General CSS and styling questions with Form Layout and AutoResponsiveness

Hi everyone,

I’m working with Vaadin 24.8 and trying to make use of the new auto-responsiveness features. I’m fairly new to CSS and theming in general, so I might be missing something obvious—any help or pointers would be much appreciated!


1. How can I control --vaadin-form-layout-column-spacing?

I tried overriding the column spacing like this:

:host {
–vaadin-form-layout-column-spacing: var(–lumo-space-m);
–vaadin-form-layout-row-spacing: 0;
}

But it doesn’t seem to make any difference. I expected the spacing between columns to decrease, but nothing changed. Is there something I’m misunderstanding about how or where to apply this custom property?


2. How do I control the height of an input inside a vaadin form layout?

The form layout is autoResponsive.
Inputs seem to have a height that’s determined by some built-in variable or internal logic. I haven’t been able to figure out what exactly is controlling it or how to override it. Is there a standard way to adjust the input height when they’re used inside a form layout?


3. Inputs without labels are vertically misaligned in a grid

I have some input fields inside a grid that don’t have labels, and they appear vertically misaligned compared to other inputs with labels. I tried using align-self, but it doesn’t seem to work—possibly because the inputs default to height: 100%? Is there a best practice for fixing this kind of alignment issue? Tried refering to


4. Nested grids and form layouts (legacy-like structure)

I’m working on a legacy use case where grids can contain other grids or nested layouts. When I try to recreate this structure in Vaadin 24.8 using vaadin-form-layout with auto-responsiveness, the layout behaves unpredictably or breaks entirely. Is this kind of structure supported at all? If not, are there any recommended workarounds or patterns for nesting layouts like this in a responsive way?
What I observe is that I may have a container with colspan 2 which represents 2 cells in the grid, but each cell contains a container which has colspan 2, 3, it does not matter, and the grids overlap when put in the “parent” with colspan 2.

  1. Spacing:
    There’s a typo in your property names: they’re prefixed with two dashes, not one.
    Also, I’m not sure where you’re putting that css.
    Ideally, in V24, you would be using normal CSS, not shadow DOM css which you have there (with the :host selector), so you’d place the css in your theme’s styles.css or some other normal stylesheet, like this:
vaadin-form-layout {
    --vaadin-form-layout-column-spacing: 100px;
    --vaadin-form-layout-row-spacing: 100px;
}
  1. The FormLayout doesn’t have anything to do with the height of input fields. Each field component has its own default height. TextFields and others that look similar can be customized by setting a value to --vaadin-input-field-height, e.g.
vaadin-text-field {
  --vaadin-input-field-height: 50px;
}
  1. To make sure input fields are vertically aligned correctly outside of a FormLayout, use align-items: baseline.

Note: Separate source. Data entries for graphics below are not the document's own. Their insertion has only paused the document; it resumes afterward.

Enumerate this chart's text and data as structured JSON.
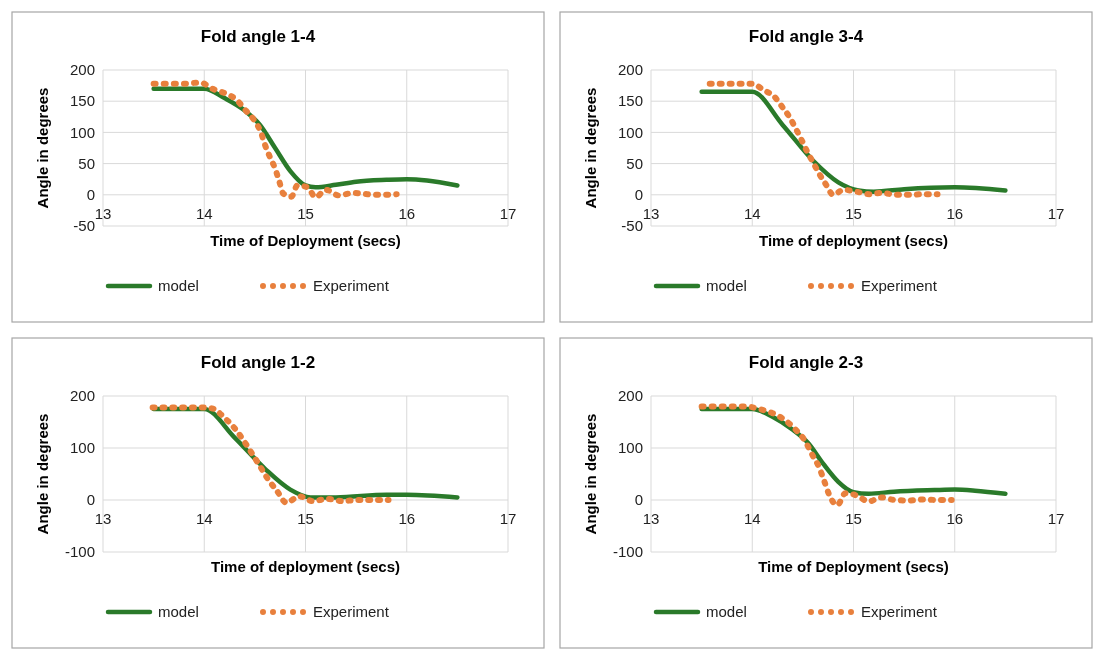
{
  "chart_data": [
    {
      "type": "line",
      "title": "Fold angle 1-4",
      "xlabel": "Time of Deployment (secs)",
      "ylabel": "Angle in degrees",
      "xlim": [
        13,
        17
      ],
      "xticks": [
        13,
        14,
        15,
        16,
        17
      ],
      "ylim": [
        -50,
        200
      ],
      "yticks": [
        -50,
        0,
        50,
        100,
        150,
        200
      ],
      "grid": true,
      "legend": "bottom",
      "series": [
        {
          "name": "model",
          "color": "#2a7a2a",
          "line_style": "solid",
          "x": [
            13.5,
            14,
            14.2,
            14.4,
            14.55,
            14.7,
            14.85,
            15,
            15.1,
            15.3,
            15.5,
            15.8,
            16,
            16.2,
            16.5
          ],
          "values": [
            170,
            170,
            155,
            135,
            112,
            75,
            38,
            15,
            12,
            16,
            21,
            24,
            25,
            23,
            15
          ]
        },
        {
          "name": "Experiment",
          "color": "#e8803d",
          "line_style": "dotted",
          "x": [
            13.5,
            13.65,
            13.8,
            13.96,
            14.08,
            14.2,
            14.32,
            14.41,
            14.5,
            14.56,
            14.6,
            14.65,
            14.7,
            14.74,
            14.78,
            14.86,
            14.92,
            15.02,
            15.1,
            15.2,
            15.33,
            15.47,
            15.61,
            15.75,
            15.9
          ],
          "values": [
            178,
            178,
            178,
            180,
            170,
            163,
            152,
            135,
            118,
            100,
            80,
            60,
            42,
            22,
            2,
            -3,
            15,
            12,
            -4,
            8,
            -1,
            3,
            1,
            0,
            1
          ]
        }
      ]
    },
    {
      "type": "line",
      "title": "Fold angle 3-4",
      "xlabel": "Time of deployment (secs)",
      "ylabel": "Angle in degrees",
      "xlim": [
        13,
        17
      ],
      "xticks": [
        13,
        14,
        15,
        16,
        17
      ],
      "ylim": [
        -50,
        200
      ],
      "yticks": [
        -50,
        0,
        50,
        100,
        150,
        200
      ],
      "grid": true,
      "legend": "bottom",
      "series": [
        {
          "name": "model",
          "color": "#2a7a2a",
          "line_style": "solid",
          "x": [
            13.5,
            14,
            14.3,
            14.6,
            14.85,
            15.05,
            15.2,
            15.5,
            16,
            16.5
          ],
          "values": [
            165,
            165,
            112,
            55,
            20,
            7,
            5,
            9,
            12,
            7
          ]
        },
        {
          "name": "Experiment",
          "color": "#e8803d",
          "line_style": "dotted",
          "x": [
            13.58,
            13.72,
            13.86,
            14,
            14.11,
            14.22,
            14.3,
            14.37,
            14.43,
            14.49,
            14.54,
            14.6,
            14.66,
            14.73,
            14.8,
            14.9,
            15.03,
            15.16,
            15.28,
            15.42,
            15.55,
            15.69,
            15.83
          ],
          "values": [
            178,
            178,
            178,
            178,
            168,
            157,
            140,
            124,
            106,
            87,
            70,
            52,
            34,
            16,
            0,
            8,
            5,
            1,
            3,
            0,
            0,
            1,
            1
          ]
        }
      ]
    },
    {
      "type": "line",
      "title": "Fold angle 1-2",
      "xlabel": "Time of deployment (secs)",
      "ylabel": "Angle in degrees",
      "xlim": [
        13,
        17
      ],
      "xticks": [
        13,
        14,
        15,
        16,
        17
      ],
      "ylim": [
        -100,
        200
      ],
      "yticks": [
        -100,
        0,
        100,
        200
      ],
      "grid": true,
      "legend": "bottom",
      "series": [
        {
          "name": "model",
          "color": "#2a7a2a",
          "line_style": "solid",
          "x": [
            13.5,
            14,
            14.3,
            14.6,
            14.85,
            15.05,
            15.3,
            15.8,
            16,
            16.5
          ],
          "values": [
            175,
            175,
            120,
            60,
            20,
            5,
            5,
            10,
            10,
            5
          ]
        },
        {
          "name": "Experiment",
          "color": "#e8803d",
          "line_style": "dotted",
          "x": [
            13.49,
            13.64,
            13.79,
            13.94,
            14.08,
            14.2,
            14.3,
            14.39,
            14.47,
            14.55,
            14.63,
            14.72,
            14.81,
            14.94,
            15.07,
            15.22,
            15.36,
            15.51,
            15.66,
            15.82
          ],
          "values": [
            178,
            178,
            178,
            178,
            176,
            158,
            138,
            114,
            90,
            65,
            40,
            17,
            -5,
            7,
            -2,
            2,
            -2,
            0,
            0,
            0
          ]
        }
      ]
    },
    {
      "type": "line",
      "title": "Fold angle 2-3",
      "xlabel": "Time of Deployment (secs)",
      "ylabel": "Angle in degrees",
      "xlim": [
        13,
        17
      ],
      "xticks": [
        13,
        14,
        15,
        16,
        17
      ],
      "ylim": [
        -100,
        200
      ],
      "yticks": [
        -100,
        0,
        100,
        200
      ],
      "grid": true,
      "legend": "bottom",
      "series": [
        {
          "name": "model",
          "color": "#2a7a2a",
          "line_style": "solid",
          "x": [
            13.5,
            14,
            14.2,
            14.4,
            14.55,
            14.7,
            14.85,
            15,
            15.15,
            15.4,
            15.8,
            16,
            16.2,
            16.5
          ],
          "values": [
            175,
            175,
            160,
            135,
            110,
            70,
            35,
            15,
            12,
            16,
            19,
            20,
            18,
            12
          ]
        },
        {
          "name": "Experiment",
          "color": "#e8803d",
          "line_style": "dotted",
          "x": [
            13.5,
            13.64,
            13.79,
            13.93,
            14.07,
            14.2,
            14.32,
            14.43,
            14.52,
            14.59,
            14.66,
            14.71,
            14.76,
            14.84,
            14.92,
            15.04,
            15.15,
            15.27,
            15.41,
            15.55,
            15.69,
            15.83,
            15.97
          ],
          "values": [
            180,
            180,
            180,
            180,
            175,
            167,
            154,
            135,
            114,
            88,
            63,
            37,
            10,
            -10,
            13,
            8,
            -3,
            5,
            0,
            -1,
            1,
            0,
            0
          ]
        }
      ]
    }
  ]
}
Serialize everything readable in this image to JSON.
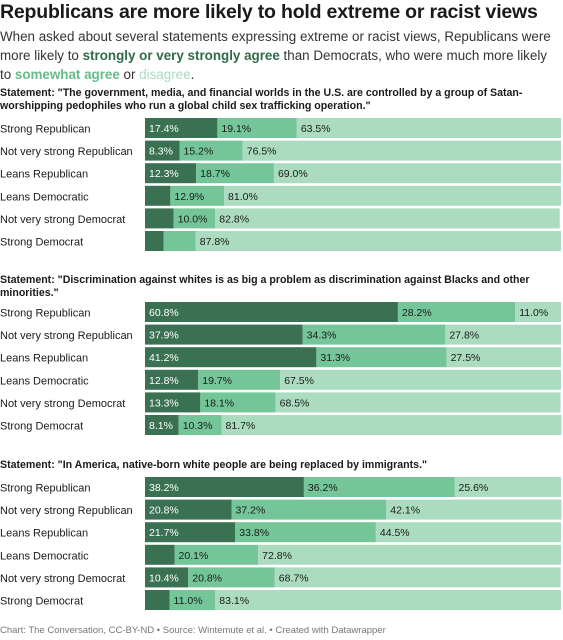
{
  "title": "Republicans are more likely to hold extreme or racist views",
  "subtitle": {
    "part1": "When asked about several statements expressing extreme or racist views, Republicans were more likely to ",
    "key1": "strongly or very strongly agree",
    "part2": " than Democrats, who were much more likely to ",
    "key2": "somewhat agree",
    "part3": " or ",
    "key3": "disagree",
    "part4": "."
  },
  "footer": "Chart: The Conversation, CC-BY-ND • Source: Wintemute et al. • Created with Datawrapper",
  "colors": {
    "strongly_agree": "#3b7153",
    "somewhat_agree": "#74c698",
    "disagree": "#abdcc0"
  },
  "chart_data": [
    {
      "type": "bar",
      "stacked": true,
      "orientation": "horizontal",
      "title": "Statement: \"The government, media, and financial worlds in the U.S. are controlled by a group of Satan-worshipping pedophiles who run a global child sex trafficking operation.\"",
      "categories": [
        "Strong Republican",
        "Not very strong Republican",
        "Leans Republican",
        "Leans Democratic",
        "Not very strong Democrat",
        "Strong Democrat"
      ],
      "series": [
        {
          "key": "strongly_agree",
          "values": [
            17.4,
            8.3,
            12.3,
            6.1,
            6.9,
            4.5
          ],
          "labels": [
            "17.4%",
            "8.3%",
            "12.3%",
            "",
            "",
            ""
          ]
        },
        {
          "key": "somewhat_agree",
          "values": [
            19.1,
            15.2,
            18.7,
            12.9,
            10.0,
            7.7
          ],
          "labels": [
            "19.1%",
            "15.2%",
            "18.7%",
            "12.9%",
            "10.0%",
            ""
          ]
        },
        {
          "key": "disagree",
          "values": [
            63.5,
            76.5,
            69.0,
            81.0,
            82.8,
            87.8
          ],
          "labels": [
            "63.5%",
            "76.5%",
            "69.0%",
            "81.0%",
            "82.8%",
            "87.8%"
          ]
        }
      ]
    },
    {
      "type": "bar",
      "stacked": true,
      "orientation": "horizontal",
      "title": "Statement: \"Discrimination against whites is as big a problem as discrimination against Blacks and other minorities.\"",
      "categories": [
        "Strong Republican",
        "Not very strong Republican",
        "Leans Republican",
        "Leans Democratic",
        "Not very strong Democrat",
        "Strong Democrat"
      ],
      "series": [
        {
          "key": "strongly_agree",
          "values": [
            60.8,
            37.9,
            41.2,
            12.8,
            13.3,
            8.1
          ],
          "labels": [
            "60.8%",
            "37.9%",
            "41.2%",
            "12.8%",
            "13.3%",
            "8.1%"
          ]
        },
        {
          "key": "somewhat_agree",
          "values": [
            28.2,
            34.3,
            31.3,
            19.7,
            18.1,
            10.3
          ],
          "labels": [
            "28.2%",
            "34.3%",
            "31.3%",
            "19.7%",
            "18.1%",
            "10.3%"
          ]
        },
        {
          "key": "disagree",
          "values": [
            11.0,
            27.8,
            27.5,
            67.5,
            68.5,
            81.7
          ],
          "labels": [
            "11.0%",
            "27.8%",
            "27.5%",
            "67.5%",
            "68.5%",
            "81.7%"
          ]
        }
      ]
    },
    {
      "type": "bar",
      "stacked": true,
      "orientation": "horizontal",
      "title": "Statement: \"In America, native-born white people are being replaced by immigrants.\"",
      "categories": [
        "Strong Republican",
        "Not very strong Republican",
        "Leans Republican",
        "Leans Democratic",
        "Not very strong Democrat",
        "Strong Democrat"
      ],
      "series": [
        {
          "key": "strongly_agree",
          "values": [
            38.2,
            20.8,
            21.7,
            7.1,
            10.4,
            5.9
          ],
          "labels": [
            "38.2%",
            "20.8%",
            "21.7%",
            "",
            "10.4%",
            ""
          ]
        },
        {
          "key": "somewhat_agree",
          "values": [
            36.2,
            37.2,
            33.8,
            20.1,
            20.8,
            11.0
          ],
          "labels": [
            "36.2%",
            "37.2%",
            "33.8%",
            "20.1%",
            "20.8%",
            "11.0%"
          ]
        },
        {
          "key": "disagree",
          "values": [
            25.6,
            42.1,
            44.5,
            72.8,
            68.7,
            83.1
          ],
          "labels": [
            "25.6%",
            "42.1%",
            "44.5%",
            "72.8%",
            "68.7%",
            "83.1%"
          ]
        }
      ]
    }
  ]
}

  2. I think we’ll need a picture to understand this one.

  1. Solved. I am not sure what is the difference between “normal” CSS and shadow DOM CSS, so this is probably a good opportunity to read about it.

  2. Ok. Thanks for the info! The difference was coming from my CSS

  3. I gave the wrong explanation of the issue, and thus, the answer did not help, but eventually I think I found a solution for my problem. I was setting align-self in the wrong place, but thanks for your time.

  4. I understand that the description was confusing, I want to experiment a bit more and will provide screenshots if stuck.

There’s a page about Shadow DOM styling in the Vaadin Styling docs section: How to style Shadow DOM elements in Vaadin applications.

The TL;DR is:

Vaadin components use shadow DOM to isolate their internal elements from the surrounding page. This prevents anything else on the page, such as JS or CSS, from messing with the component’s implementation as elements in the component’s shadow DOM are inaccessible to external CSS and JS.

This means that, to style those elements, some mechanism is needed to access them with css from the outside.

Pre-V24, css would be applied to components by placing it in themes/your-theme/components/vaadin-component-name.css, from where it would be injected into the internal shadow DOM of the component (which you cannot style from the “outside”).

(Stylesheets in the components folder, named after the component in question, are automatically injected into its shadow DOM, whereas stylesheets elsewhere in your theme folder are just loaded into your normal “light DOM”.)

In V24 onwards, the recommended approach has been to place your css in a normal stylesheet like styles.css, and use selectors like ::part() to access elements inside the component’s shadow DOM that would otherwise be inaccessible to normal css.

All of the selector references you’ll find on the Styling tabs of component docs pages are for light DOM CSS, so they won’t work inside shadow DOM.

Older apps that were made for pre-V24 styling typically use the Shadow DOM approach, and can continue doing so as it’s still supported (for now), but we recommend that they’re eventually refactored to normal css for future-proofing.